When three tonnes of flowers arrived at the Sydney Jewish Museum, the sheer scale of the grief they represented was almost impossible to comprehend.
For Shannon Biederman, the museum’s senior curator, the sight of wilted bouquets, handwritten notes, and personal mementos gathered from Bondi Beach remains etched in her memory – a powerful symbol of a community grappling with a wound that has not yet closed.
It was late last year, in the aftermath of the Bondi Beach attack – when two gunmen opened fire during a Chanukah by the Sea celebration, killing 15 people and injuring dozens more – that Biederman and a team of volunteers found themselves thrust into the task of documenting history as it was unfolding.
Still processing their own shock, they were charged with preserving thousands of tributes left by mourners outside Bondi Pavilion, transforming this outpouring of public sorrow into the centrepiece of the new Bondi Memorial and National Centre Against Antisemitism, now under construction at the Sydney Jewish Museum in Darlinghurst.
Due to open to the public next year, the development will incorporate tributes, objects and religious items into a permanent space to tell the story of the attack, the lives lost, and the broader rise of antisemitism in Australia.
Ordinarily, a project of this scale would take years of detailed planning and research to develop. This one is being created in months.
“Museums by nature are places of history and reflection on past events,” Biederman says, standing in a construction zone where crews are carving out the future exhibit spaces.
“This has been very different. Capturing something so raw has been incredibly challenging – for many of us, we knew people involved and there’s a real sense of how close it is.
“We feel a deep sense of responsibility because we want to make sure we do justice to the victims, to the story.”
The events of December 14 reshaped a long-planned $18 million upgrade of the Sydney Jewish Museum.
Museum chief executive Kevin Sumption explains that plans were quickly redrawn to repurpose underused parts of the museum including storage and car parking spaces into exhibition rooms and memorial spaces.
Among the most delicate aspects of the project has been preserving what Biederman describes as an “ocean of tributes”. The three tonnes of flowers, collected during the summer heat, had already begun to wither by the time they reached the museum’s doors.
The museum has partnered with artist Nina Sanadze, who is leading a team of more than 100 volunteers to turn the organic matter into a large-scale memorial artwork. Petals are being pressed, pigments extracted, and fragments preserved in resin and bronze.
Alongside flowers are hundreds of other objects collected from Bondi: toys, handwritten letters, menorahs, stones, dreidels and crocheted items. Nine surfboards used by Bondi surf life-saving volunteers as makeshift stretchers on the day of the attack will also form part of the memorial.

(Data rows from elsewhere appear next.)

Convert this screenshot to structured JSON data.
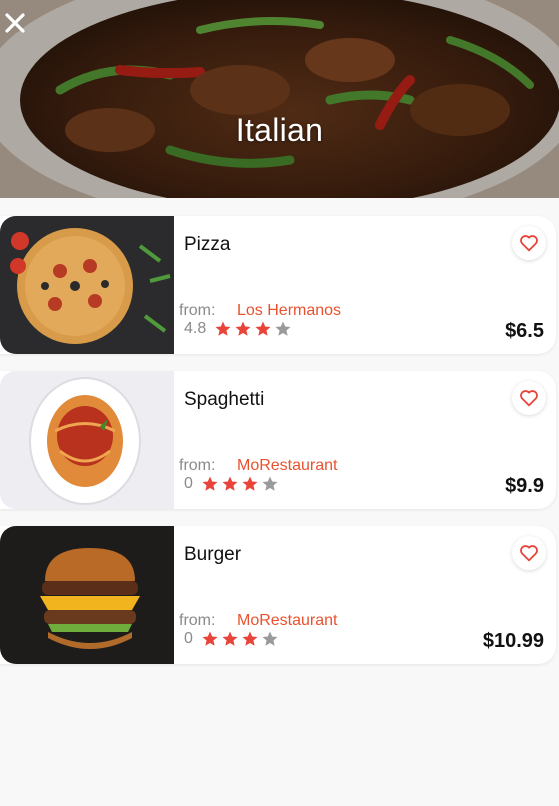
{
  "header": {
    "title": "Italian",
    "close_icon": "close-icon"
  },
  "items": [
    {
      "name": "Pizza",
      "from_label": "from:",
      "restaurant": "Los Hermanos",
      "rating": "4.8",
      "stars_filled": 3,
      "stars_total": 4,
      "price": "$6.5",
      "favorite_icon": "heart-outline-icon"
    },
    {
      "name": "Spaghetti",
      "from_label": "from:",
      "restaurant": "MoRestaurant",
      "rating": "0",
      "stars_filled": 3,
      "stars_total": 4,
      "price": "$9.9",
      "favorite_icon": "heart-outline-icon"
    },
    {
      "name": "Burger",
      "from_label": "from:",
      "restaurant": "MoRestaurant",
      "rating": "0",
      "stars_filled": 3,
      "stars_total": 4,
      "price": "$10.99",
      "favorite_icon": "heart-outline-icon"
    }
  ],
  "colors": {
    "accent": "#e8522f",
    "star_filled": "#e8443a",
    "star_empty": "#9a9a9a"
  }
}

“Each item tells a personal story, but together they form a collective narrative of grief and solidarity,” Biederman says. “They’re expressions of hope, of love, of unity. That’s what we’re trying to hold on to.”
For the volunteers, many of whom belong to Sydney’s tight-knit Jewish community, the manual labour of sorting through these objects has provided a deep sense of purpose.
“Everybody knows Bondi. They know that bridge, they sit on the benches at the park,” Biederman said.
“Pressing flowers, sorting through objects – has given people something to hold on to in the face of shock and grief.”
A key challenge lies in how to present such a recent and traumatic event without allowing violence to define or dominate the space.
To navigate this, the museum is employing the “safely in, safely out” principle, developed by Yad Vashem’s International School for Holocaust Studies. Through careful use of lighting, sound and spatial design, visitors will be guided through spaces in a way that allows for emotional processing.
“We don’t want to recreate terror,” Biederman explains. “Our role is to build understanding and offer a space for healing.”
That balance extends to the broader story the museum aims to tell. The Bondi attack did not occur in isolation, Sumption says, and the exhibition will place it within a wider context of rising antisemitism in Australia.
This includes incorporating fragments of a burnt Israeli flag recovered from the 2023 protest on the steps of the Sydney Opera House.
“We want to show the lead-up – the sense of pressure and strain that has been felt within the community,” Sumption said. “It’s a story that, unfortunately, is still ongoing.”
The immediacy of the project also presents challenges. The Bondi story is still unfolding. Investigations are continuing, legal proceedings are pending, and a royal commission into antisemitism and social cohesion begins public hearings on May 4.
The project is expected to evolve with time, incorporating new information and perspectives as they emerge.
“There is an overwhelming amount of material from Bondi – photos, videos, objects, testimonies – and each story is so powerful,” Biederman explains.
At its core, the memorial will draw on a concept from Jewish philosophy: that light will overcome darkness. “In the Bondi story, there are so many people who came and helped,” Biederman says.
“The most important thing we can do is look for the good in people.”